An Indian-origin scientist in the US has developed a novel technique that combines cellphone records with satellite data to create timely and incredibly detailed poverty maps, which may be useful in areas of war and conflict, as well as remote regions.
For years, policymakers have relied upon surveys and census data to track and respond to extreme poverty.
While effective, assembling this information is costly and time-consuming, and it often lacks detail that aid organisations and governments need in order to best deploy their resources.
"Despite much progress in recent decades, there are still more than one billion people worldwide lacking food, shelter and other basic human necessities," said Neeti Pokhriyal, the study's co-lead author, and a PhD candidate at the University at Buffalo in the US.
"This study details a newer mapping technique for poverty using different data sources than traditionally used," Pokhriyal told PTI.
She jointly led the study along with Damien Jacques, from Universite Catholique de Louvain, Belgium.
Some organisations define extreme poverty as a severe lack of food, health care, education and other basic needs.
Others relate it to income; for example, the World Bank says people living on less than US$ 1.25 per day (2005 prices) are extremely impoverished, researchers said.
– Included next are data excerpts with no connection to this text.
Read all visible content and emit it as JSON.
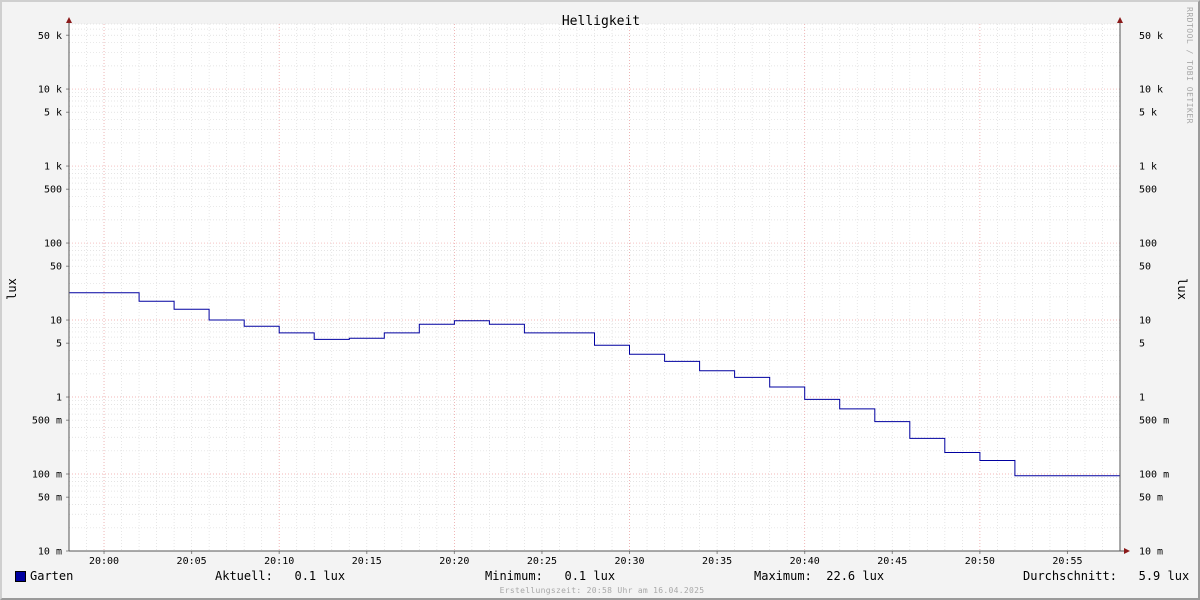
{
  "chart_data": {
    "type": "line",
    "title": "Helligkeit",
    "ylabel_left": "lux",
    "ylabel_right": "lux",
    "y_scale": "log",
    "ylim": [
      0.01,
      70000
    ],
    "y_ticks": [
      {
        "value": 0.01,
        "label": "10 m"
      },
      {
        "value": 0.05,
        "label": "50 m"
      },
      {
        "value": 0.1,
        "label": "100 m"
      },
      {
        "value": 0.5,
        "label": "500 m"
      },
      {
        "value": 1,
        "label": "1"
      },
      {
        "value": 5,
        "label": "5"
      },
      {
        "value": 10,
        "label": "10"
      },
      {
        "value": 50,
        "label": "50"
      },
      {
        "value": 100,
        "label": "100"
      },
      {
        "value": 500,
        "label": "500"
      },
      {
        "value": 1000,
        "label": "1 k"
      },
      {
        "value": 5000,
        "label": "5 k"
      },
      {
        "value": 10000,
        "label": "10 k"
      },
      {
        "value": 50000,
        "label": "50 k"
      }
    ],
    "xlim": [
      "19:58",
      "20:58"
    ],
    "x_ticks": [
      "20:00",
      "20:05",
      "20:10",
      "20:15",
      "20:20",
      "20:25",
      "20:30",
      "20:35",
      "20:40",
      "20:45",
      "20:50",
      "20:55"
    ],
    "grid": true,
    "series": [
      {
        "name": "Garten",
        "color": "#0000a0",
        "step": true,
        "x": [
          "19:58",
          "20:02",
          "20:04",
          "20:06",
          "20:08",
          "20:10",
          "20:12",
          "20:14",
          "20:16",
          "20:18",
          "20:20",
          "20:22",
          "20:24",
          "20:26",
          "20:28",
          "20:30",
          "20:32",
          "20:34",
          "20:36",
          "20:38",
          "20:40",
          "20:42",
          "20:44",
          "20:46",
          "20:48",
          "20:50",
          "20:52",
          "20:58"
        ],
        "y": [
          22.6,
          17.5,
          13.8,
          10.0,
          8.3,
          6.8,
          5.6,
          5.8,
          6.8,
          8.8,
          9.8,
          8.8,
          6.8,
          6.8,
          4.7,
          3.6,
          2.9,
          2.2,
          1.8,
          1.35,
          0.93,
          0.7,
          0.48,
          0.29,
          0.19,
          0.15,
          0.095,
          0.095
        ]
      }
    ]
  },
  "watermark": "RRDTOOL / TOBI OETIKER",
  "legend": {
    "series_name": "Garten",
    "current": "Aktuell:   0.1 lux",
    "minimum": "Minimum:   0.1 lux",
    "maximum": "Maximum:  22.6 lux",
    "average": "Durchschnitt:   5.9 lux"
  },
  "footer": "Erstellungszeit: 20:58 Uhr am 16.04.2025"
}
While declining in most areas of the world, roughly 1.2 billion people still live in extreme poverty.
Most are in Asia, sub-Saharan Africa and the Caribbean.
Aid organisations and governmental agencies say that timely and accurate data are vital to ending extreme poverty.
The latest study published in the journal PNAS focused on Senegal, a sub-Saharan country with a high poverty rate.
The first data set were 11 billion calls and texts from more than nine million Senegalese mobile phone users.
All information was anonymous and it captured how, when, where and with whom people communicate with.
The second data set came from satellite imagery, geographic information systems and weather stations.
It offers insight into food security, economic activity and accessibility to services and other indicators of poverty, researchers said.
This can be gleaned from the presence of electricity, paved roads, agriculture and other signs of development.
The two datasets were combined using a machine learning- based framework. Using the framework, the researchers created maps detailing the poverty levels of 552 communities in Senegal.
Pokhriyal, who began work on the project in 2015, said the goal is not to replace census and surveys but to supplement these sources of information in between cycles.
"The study does not try to replace census. Instead, provides a way to produce inter-censal or interim statistics on poverty, that can be generated in between cycles of census," she said.
The approach could also prove useful in areas of war and conflict, as well as remote regions.
The framework also can help predict certain dimensions of poverty such as deprivations in education, standard of living and health, said Pokhriyal.
Unlike surveys or censuses, which can take years and cost millions of dollars, these maps can be generated quickly and cost-efficiently. And they can be updated as often as the data sources are updated.
Their diagnostic nature can help assist policymakers in designing better interventions to fight poverty.